И вот, друг мой, баня… пар, гул, смех, ругань. Лука - голый, костлявый, почти прозрачный от стыда - и вдруг заплакал. По-детски. И сказал: «Эх, братцы… кабы я хоть на человека был похож…» А я глянул на него - и словно молния сверкнула. В этом высохшем, жалком, отверженном существе - я увидел образ Божий. В глазах, полных безысходной тоски; в дрожащих губах; в теле, которое он сам ненавидел. Искра. Неистребимая.
И я понял: если в нём живёт эта искра - кто из нас имеет право судить достоинство человека по его заслугам, успехам, чинам?
Вот пойдём чуть дальше… Послушай, как плеск воды будто отвечает. Петербург - он ведь сам весь полон тоски и благодати, подлости и страданий, смешанных так тонко, что человек не отличит одно от другого.
Гордыня… Знаешь, что это такое? Это безумная попытка доказать: «Я сам себя сделал». А отчаяние - то же самое, только наоборот: «Я ничто, раз мне не дали». Ложь и то, и другое. Ложь страшная, потому что она отрывает человека от Бога, от единственного источника его достоинства.

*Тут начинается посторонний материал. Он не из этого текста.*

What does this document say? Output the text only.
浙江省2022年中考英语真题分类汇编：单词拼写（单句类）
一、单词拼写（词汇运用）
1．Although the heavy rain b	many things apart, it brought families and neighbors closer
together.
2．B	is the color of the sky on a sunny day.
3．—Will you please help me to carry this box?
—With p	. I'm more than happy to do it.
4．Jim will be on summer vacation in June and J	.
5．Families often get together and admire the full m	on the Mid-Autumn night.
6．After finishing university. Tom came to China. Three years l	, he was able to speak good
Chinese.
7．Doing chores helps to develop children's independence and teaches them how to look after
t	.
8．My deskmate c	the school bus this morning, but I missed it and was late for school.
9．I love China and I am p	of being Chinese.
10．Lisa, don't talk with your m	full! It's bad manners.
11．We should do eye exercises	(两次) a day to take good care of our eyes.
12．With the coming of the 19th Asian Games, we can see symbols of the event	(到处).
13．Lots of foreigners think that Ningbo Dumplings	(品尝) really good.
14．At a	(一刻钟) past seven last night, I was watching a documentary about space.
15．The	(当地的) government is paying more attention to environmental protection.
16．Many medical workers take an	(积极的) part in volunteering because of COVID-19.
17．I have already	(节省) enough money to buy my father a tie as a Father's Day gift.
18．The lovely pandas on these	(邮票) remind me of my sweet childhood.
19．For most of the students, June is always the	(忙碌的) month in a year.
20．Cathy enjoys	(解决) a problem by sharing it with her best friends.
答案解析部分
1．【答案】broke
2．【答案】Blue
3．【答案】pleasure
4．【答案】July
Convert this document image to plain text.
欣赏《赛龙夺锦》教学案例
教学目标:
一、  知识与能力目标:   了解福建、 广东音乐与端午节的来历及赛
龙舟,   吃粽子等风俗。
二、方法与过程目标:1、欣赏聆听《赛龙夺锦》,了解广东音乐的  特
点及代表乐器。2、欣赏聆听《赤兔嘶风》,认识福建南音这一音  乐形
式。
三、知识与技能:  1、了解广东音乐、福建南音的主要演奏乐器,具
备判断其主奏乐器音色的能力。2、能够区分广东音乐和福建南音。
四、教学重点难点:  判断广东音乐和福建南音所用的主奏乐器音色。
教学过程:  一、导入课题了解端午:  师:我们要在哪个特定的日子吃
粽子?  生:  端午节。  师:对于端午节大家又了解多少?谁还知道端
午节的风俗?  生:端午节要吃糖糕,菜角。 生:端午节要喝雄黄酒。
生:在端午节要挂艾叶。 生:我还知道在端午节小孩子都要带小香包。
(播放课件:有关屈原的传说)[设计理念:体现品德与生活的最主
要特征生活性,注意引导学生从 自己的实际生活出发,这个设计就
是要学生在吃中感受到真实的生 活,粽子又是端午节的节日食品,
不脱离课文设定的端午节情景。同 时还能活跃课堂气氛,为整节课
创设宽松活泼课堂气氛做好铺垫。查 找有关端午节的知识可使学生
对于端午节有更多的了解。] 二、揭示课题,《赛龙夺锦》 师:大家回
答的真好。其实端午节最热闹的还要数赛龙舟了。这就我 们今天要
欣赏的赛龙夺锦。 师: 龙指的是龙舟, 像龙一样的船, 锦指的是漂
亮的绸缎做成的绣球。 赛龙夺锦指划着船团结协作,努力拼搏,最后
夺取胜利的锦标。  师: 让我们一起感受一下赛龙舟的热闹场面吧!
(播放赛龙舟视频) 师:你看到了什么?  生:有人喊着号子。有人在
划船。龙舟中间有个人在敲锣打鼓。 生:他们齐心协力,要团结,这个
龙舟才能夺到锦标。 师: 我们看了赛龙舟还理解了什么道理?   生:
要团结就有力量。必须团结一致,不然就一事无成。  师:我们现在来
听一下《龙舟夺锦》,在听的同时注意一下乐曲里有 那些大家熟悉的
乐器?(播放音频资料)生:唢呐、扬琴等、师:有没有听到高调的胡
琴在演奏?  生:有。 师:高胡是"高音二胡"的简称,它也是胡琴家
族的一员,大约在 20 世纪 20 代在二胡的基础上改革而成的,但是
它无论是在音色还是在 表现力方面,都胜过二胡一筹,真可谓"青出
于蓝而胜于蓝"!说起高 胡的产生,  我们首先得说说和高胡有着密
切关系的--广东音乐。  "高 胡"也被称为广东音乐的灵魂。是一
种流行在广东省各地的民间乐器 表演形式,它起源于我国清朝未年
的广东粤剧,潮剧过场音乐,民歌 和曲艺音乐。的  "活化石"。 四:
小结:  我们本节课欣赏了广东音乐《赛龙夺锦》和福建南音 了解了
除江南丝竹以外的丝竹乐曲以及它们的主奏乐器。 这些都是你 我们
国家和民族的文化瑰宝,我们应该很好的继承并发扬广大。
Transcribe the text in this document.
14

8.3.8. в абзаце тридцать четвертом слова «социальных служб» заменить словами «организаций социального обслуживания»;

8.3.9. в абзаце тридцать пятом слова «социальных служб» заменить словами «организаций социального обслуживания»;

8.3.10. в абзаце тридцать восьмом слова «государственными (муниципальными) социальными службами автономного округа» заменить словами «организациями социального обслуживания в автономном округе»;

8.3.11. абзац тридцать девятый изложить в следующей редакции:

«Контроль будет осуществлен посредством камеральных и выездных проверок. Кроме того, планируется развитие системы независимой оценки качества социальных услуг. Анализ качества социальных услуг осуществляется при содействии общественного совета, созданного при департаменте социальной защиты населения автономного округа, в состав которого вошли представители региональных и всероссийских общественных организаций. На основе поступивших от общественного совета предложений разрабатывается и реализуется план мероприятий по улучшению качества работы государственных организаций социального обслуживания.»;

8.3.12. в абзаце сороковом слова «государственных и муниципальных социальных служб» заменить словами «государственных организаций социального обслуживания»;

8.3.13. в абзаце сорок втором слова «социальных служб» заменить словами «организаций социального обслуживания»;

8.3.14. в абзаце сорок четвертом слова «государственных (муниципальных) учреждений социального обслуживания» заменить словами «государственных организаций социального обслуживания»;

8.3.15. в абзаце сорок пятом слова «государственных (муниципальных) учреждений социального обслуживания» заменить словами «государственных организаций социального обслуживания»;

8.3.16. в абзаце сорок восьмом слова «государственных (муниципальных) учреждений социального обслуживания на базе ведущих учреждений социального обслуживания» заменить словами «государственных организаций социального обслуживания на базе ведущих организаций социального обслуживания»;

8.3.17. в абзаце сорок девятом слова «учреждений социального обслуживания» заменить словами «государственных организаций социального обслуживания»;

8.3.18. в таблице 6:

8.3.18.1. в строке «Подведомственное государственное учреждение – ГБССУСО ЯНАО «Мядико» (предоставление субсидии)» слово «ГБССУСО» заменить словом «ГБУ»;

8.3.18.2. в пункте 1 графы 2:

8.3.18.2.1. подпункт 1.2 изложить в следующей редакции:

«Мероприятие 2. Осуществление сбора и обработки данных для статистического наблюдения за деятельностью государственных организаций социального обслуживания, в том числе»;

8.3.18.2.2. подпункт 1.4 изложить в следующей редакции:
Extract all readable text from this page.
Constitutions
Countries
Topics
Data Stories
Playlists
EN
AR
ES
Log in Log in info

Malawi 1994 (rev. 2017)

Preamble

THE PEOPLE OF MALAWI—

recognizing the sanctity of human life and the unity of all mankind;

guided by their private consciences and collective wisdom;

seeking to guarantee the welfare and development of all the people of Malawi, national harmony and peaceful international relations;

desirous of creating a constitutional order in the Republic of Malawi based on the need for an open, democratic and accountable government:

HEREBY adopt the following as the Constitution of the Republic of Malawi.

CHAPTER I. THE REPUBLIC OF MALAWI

Вспомни Алёшу Карамазова… Да, я говорю о нём как о живом - и пусть смеются. Для меня он живее многих живых. Лежит он под звёздами, после разговора со старцем Зосимой… и вдруг чувствует, как «нити всех миров Божиих сошлись в душе его». Без гордости, без самоуничижения - только радость, что он есть. Это и есть смирение настоящее - не «я ничего не стою», а «во мне - Он».
Вот идём мы с тобой вдоль Невы - видишь, как тёмная вода сияет под огнями, будто огромная душа города рябит от каждого слова… - и я хочу, чтобы ты понял: пока мы будем взвешивать человека по тому, что он «достиг», - мы будем либо возноситься в гордыню, либо погружаться в отчаяние. Но если вспомнить, что достоинство - не наше, а Божие в нас; что оно дано, а не добыто; что оно живёт в человеке, даже если он повержен в грязь… - тогда всё лишнее отваливается.